Juristas de diferentes pensamentos políticos, como Ives Gandra Martins, Modesto Carvalhosa e Saulo Ramos, têm apontado, em artigos nesta Folha, sucessivos atos de autoritarismo, de desrespeito às leis, mesmo, do governo FHC.
O acordo entre sindicalistas e empresários, a pretexto de reduzir encargos trabalhistas, mostra que esse autoritarismo está indo longe demais. Já é uma ameaça à democracia.
Nas ditaduras, os grupos que detêm o poder podem exercê-lo de forma absoluta. Com leis (éditos) impostas de acordo com sua vontade e interesses, podem cometer abusos "legalizados", como aumentar brutalmente os impostos, confiscar casas, doar bens públicos a grupos amigos do poder...

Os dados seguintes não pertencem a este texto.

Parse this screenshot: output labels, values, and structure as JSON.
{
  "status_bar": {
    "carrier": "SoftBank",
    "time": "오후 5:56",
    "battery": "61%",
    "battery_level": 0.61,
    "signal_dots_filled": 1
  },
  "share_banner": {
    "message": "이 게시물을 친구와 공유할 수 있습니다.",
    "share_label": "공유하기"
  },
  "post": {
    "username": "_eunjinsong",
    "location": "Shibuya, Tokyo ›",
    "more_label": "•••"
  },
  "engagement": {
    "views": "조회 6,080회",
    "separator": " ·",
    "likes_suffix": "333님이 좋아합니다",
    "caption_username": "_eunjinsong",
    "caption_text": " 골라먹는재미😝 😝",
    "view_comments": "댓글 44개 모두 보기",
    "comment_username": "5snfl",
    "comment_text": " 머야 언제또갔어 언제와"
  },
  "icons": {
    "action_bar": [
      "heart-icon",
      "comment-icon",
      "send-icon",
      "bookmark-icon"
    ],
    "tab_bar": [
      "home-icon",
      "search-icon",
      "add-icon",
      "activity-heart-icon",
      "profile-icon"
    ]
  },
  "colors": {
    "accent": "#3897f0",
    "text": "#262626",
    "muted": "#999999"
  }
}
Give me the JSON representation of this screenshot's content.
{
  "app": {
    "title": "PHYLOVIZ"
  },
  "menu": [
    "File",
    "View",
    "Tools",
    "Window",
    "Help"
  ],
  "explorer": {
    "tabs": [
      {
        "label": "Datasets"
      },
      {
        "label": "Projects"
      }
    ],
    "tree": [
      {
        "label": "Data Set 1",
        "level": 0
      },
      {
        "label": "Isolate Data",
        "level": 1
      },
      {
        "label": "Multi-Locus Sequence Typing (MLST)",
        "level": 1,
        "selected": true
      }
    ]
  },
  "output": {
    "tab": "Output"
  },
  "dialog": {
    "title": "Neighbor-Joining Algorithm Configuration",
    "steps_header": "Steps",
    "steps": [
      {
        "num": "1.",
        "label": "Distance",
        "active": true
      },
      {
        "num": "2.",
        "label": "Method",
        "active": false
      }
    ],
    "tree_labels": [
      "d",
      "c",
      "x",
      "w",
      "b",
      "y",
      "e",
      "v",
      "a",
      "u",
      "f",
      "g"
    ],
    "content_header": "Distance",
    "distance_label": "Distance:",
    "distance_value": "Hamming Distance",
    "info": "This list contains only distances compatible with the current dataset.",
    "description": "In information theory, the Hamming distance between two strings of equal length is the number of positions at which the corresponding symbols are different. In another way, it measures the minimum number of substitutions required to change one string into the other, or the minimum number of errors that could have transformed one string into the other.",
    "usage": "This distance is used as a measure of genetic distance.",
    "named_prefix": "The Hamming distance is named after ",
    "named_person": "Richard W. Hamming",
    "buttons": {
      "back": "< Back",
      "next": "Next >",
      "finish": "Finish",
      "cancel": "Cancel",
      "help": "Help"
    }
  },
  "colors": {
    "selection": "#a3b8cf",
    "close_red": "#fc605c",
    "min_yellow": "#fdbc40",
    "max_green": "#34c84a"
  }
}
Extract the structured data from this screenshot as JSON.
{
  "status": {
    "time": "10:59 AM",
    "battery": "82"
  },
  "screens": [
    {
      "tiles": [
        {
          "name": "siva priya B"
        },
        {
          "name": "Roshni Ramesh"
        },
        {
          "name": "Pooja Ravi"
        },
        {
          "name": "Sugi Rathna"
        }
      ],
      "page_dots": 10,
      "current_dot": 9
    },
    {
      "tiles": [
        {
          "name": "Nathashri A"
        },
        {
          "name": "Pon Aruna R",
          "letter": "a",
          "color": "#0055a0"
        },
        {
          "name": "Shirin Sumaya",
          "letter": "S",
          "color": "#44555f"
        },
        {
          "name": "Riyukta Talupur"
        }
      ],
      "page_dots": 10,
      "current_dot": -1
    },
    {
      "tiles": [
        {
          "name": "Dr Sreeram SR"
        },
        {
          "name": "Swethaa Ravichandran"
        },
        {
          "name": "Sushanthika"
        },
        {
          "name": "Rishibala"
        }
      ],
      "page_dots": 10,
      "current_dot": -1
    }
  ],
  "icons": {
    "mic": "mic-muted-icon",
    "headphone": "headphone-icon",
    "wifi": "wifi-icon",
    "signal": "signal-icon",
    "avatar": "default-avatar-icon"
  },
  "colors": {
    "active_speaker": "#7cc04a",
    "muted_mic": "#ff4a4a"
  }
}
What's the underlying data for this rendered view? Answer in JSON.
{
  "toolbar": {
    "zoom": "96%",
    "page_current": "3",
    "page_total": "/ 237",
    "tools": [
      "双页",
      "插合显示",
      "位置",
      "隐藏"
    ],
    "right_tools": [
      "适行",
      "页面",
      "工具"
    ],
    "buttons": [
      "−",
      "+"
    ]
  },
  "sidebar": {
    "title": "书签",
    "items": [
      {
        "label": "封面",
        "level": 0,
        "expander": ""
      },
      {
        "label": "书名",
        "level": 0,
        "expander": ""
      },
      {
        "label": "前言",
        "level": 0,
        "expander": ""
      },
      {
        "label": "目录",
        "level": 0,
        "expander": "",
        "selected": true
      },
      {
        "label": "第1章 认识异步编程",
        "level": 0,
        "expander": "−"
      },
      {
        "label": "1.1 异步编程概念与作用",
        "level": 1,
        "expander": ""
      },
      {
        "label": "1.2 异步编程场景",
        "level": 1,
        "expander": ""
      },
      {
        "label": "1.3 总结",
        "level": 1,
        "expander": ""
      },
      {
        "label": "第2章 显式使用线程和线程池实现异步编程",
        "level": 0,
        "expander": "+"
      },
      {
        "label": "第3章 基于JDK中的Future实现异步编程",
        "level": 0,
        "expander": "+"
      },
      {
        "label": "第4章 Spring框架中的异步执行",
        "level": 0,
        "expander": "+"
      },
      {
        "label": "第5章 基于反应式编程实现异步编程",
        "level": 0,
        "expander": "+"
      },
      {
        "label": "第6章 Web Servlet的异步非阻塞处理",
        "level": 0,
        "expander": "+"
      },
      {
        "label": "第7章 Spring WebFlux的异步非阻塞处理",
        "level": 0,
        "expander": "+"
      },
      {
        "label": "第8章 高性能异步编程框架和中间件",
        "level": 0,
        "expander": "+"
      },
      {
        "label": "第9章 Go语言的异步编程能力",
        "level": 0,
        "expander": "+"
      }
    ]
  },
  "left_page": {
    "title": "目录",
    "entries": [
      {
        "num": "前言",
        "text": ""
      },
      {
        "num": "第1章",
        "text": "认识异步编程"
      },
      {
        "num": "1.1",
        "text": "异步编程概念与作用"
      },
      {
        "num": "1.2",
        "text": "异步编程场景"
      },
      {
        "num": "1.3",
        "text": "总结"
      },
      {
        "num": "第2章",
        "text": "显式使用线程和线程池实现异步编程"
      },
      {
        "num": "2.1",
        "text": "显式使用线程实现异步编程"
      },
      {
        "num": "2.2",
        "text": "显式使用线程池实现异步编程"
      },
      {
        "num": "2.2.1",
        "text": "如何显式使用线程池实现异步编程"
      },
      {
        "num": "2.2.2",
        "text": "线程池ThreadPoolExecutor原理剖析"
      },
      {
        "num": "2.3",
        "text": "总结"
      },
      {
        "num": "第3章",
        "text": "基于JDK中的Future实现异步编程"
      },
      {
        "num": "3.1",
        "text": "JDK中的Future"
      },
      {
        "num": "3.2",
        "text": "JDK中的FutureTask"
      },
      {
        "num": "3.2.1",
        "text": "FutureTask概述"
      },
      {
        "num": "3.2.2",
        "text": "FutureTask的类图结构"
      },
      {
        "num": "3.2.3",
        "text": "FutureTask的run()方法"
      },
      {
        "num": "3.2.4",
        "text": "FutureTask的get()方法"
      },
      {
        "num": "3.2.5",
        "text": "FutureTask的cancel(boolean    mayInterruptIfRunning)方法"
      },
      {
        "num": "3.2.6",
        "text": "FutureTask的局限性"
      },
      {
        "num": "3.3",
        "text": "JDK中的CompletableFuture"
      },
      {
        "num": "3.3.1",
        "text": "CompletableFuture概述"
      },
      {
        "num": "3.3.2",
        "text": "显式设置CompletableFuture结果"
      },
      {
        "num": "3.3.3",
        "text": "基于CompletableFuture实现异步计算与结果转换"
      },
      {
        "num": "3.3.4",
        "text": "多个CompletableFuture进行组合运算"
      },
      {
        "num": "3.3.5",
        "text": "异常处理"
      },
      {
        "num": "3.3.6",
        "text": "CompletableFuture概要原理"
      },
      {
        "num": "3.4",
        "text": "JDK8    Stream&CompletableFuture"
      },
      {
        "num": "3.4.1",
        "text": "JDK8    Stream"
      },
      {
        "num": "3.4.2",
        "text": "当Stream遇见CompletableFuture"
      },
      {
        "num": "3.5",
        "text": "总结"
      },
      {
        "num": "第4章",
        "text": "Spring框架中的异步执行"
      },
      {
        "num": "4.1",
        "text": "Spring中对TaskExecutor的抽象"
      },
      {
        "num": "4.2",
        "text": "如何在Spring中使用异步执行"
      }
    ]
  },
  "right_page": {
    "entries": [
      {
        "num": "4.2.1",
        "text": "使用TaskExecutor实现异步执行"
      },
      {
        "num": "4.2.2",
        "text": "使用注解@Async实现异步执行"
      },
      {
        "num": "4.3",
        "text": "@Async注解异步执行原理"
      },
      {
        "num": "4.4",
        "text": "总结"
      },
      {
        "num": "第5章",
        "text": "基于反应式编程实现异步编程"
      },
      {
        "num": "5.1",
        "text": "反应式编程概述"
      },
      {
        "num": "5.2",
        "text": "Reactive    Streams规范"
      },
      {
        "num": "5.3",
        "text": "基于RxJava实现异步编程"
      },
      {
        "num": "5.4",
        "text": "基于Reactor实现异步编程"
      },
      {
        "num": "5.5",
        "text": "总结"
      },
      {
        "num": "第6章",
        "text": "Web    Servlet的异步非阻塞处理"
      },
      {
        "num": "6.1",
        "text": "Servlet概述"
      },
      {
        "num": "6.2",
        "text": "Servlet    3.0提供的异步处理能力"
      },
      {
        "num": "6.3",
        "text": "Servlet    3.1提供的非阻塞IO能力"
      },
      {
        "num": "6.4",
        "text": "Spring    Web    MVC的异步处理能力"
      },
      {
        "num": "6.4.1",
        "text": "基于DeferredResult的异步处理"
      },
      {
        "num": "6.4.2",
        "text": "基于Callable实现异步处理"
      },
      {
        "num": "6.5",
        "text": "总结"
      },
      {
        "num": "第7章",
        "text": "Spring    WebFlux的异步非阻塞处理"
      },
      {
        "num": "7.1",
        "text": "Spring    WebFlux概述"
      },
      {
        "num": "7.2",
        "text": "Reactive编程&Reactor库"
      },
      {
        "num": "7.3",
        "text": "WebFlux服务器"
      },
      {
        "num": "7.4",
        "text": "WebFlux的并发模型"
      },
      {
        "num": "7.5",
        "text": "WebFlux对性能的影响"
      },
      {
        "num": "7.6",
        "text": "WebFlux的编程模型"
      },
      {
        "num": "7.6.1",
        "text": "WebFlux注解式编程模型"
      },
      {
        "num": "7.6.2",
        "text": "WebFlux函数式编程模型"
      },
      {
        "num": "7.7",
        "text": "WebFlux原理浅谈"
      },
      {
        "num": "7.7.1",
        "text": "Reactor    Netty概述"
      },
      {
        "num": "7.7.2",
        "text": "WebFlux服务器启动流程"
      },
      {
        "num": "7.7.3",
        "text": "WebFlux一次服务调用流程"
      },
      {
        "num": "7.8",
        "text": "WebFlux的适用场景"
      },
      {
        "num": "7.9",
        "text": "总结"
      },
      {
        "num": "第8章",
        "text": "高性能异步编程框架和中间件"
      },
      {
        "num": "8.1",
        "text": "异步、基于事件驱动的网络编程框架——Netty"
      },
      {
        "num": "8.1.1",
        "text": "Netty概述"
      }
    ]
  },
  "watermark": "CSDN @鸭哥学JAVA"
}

Inversamente, as democracias se baseiam em leis criadas para defender os direitos dos os cidadãos, e capazes de garantir que os objetivos da sociedade como um todo não serão prejudicados por pessoas ou grupos.
Por tudo isso, é um grave equívoco discutir detalhes do acordo, como vem ocorrendo. Desde o início, a única questão que importa, o que é essencial no episódio, é que um grupo de cidadãos anunciou publicamente a decisão de não cumprir as leis, ou mesmo de desrespeitar a própria Constituição. Não existe Estado de Direito, volta-se à barbárie, quando cada qual faz suas próprias leis, pensando em seus "direitos".
Para que a sociedade funcione, é obrigação constitucional dos governantes fiscalizar o cumprimento das leis, punindo os infratores. Incrivelmente, o presidente da República, que em seu juramento de posse assumiu o compromisso de respeitar e fazer respeitar a Constituição, apoiou o acordo.
Quando os governantes estimulam o descumprimento da lei, a democracia sofre um abalo. O Brasil vive a hora do espanto: fantasmas da ditadura estão de volta. As tímidas reações ao acordo mostra que democratas dormem a sono alto.
Se o próprio governo tivesse proposto o desrespeito à Constituição, poderia haver reações. Há indícios, concretos, de que Brasília usou a "mão do gato" para evitá-las. A estratégia foi confiar aos próprios trabalhadores, isto é, suas lideranças, o encaminhamento do acordo.
A pista
Em setembro do ano passado, uma portaria do Ministério do Trabalho abriu caminho para a ilegalidade. Ela determinou que a fiscalização do ministério não "vetasse" cláusulas de acordos trabalhistas que desrespeitassem a lei. Uma portaria duplamente reveladora e ilegal: por desrespeitar a lei, ela própria, e por mandar os fiscais desrespeitarem a lei.
Um ponto, habilmente explorado, confunde a opinião pública: afinal, os trabalhadores não podem abrir mão de "direitos" que são seus, em troca de mais empregos? Mais uma vez, a resposta: uma sociedade não pode funcionar se cada grupo de cidadãos fizer suas "leis".
O coletivo
Ninguém gosta de pagar impostos. Mas os homens se organizam em sociedades, e elas precisam de impostos para oferecer serviços a todos.
A aberração
Apenas um exemplo, dentre tantos, das aberrações do acordo: ele reduz pela metade as contribuições das empresas à Previdência. As contribuições ao INSS não são um "direito" do trabalhador, e sim uma necessidade da sociedade, para a manutenção da Previdência. Se ela ficar sem recursos, milhões de cidadãos sofrerão. Por isso, a lei exige a contribuição. Assim funcionam as nações.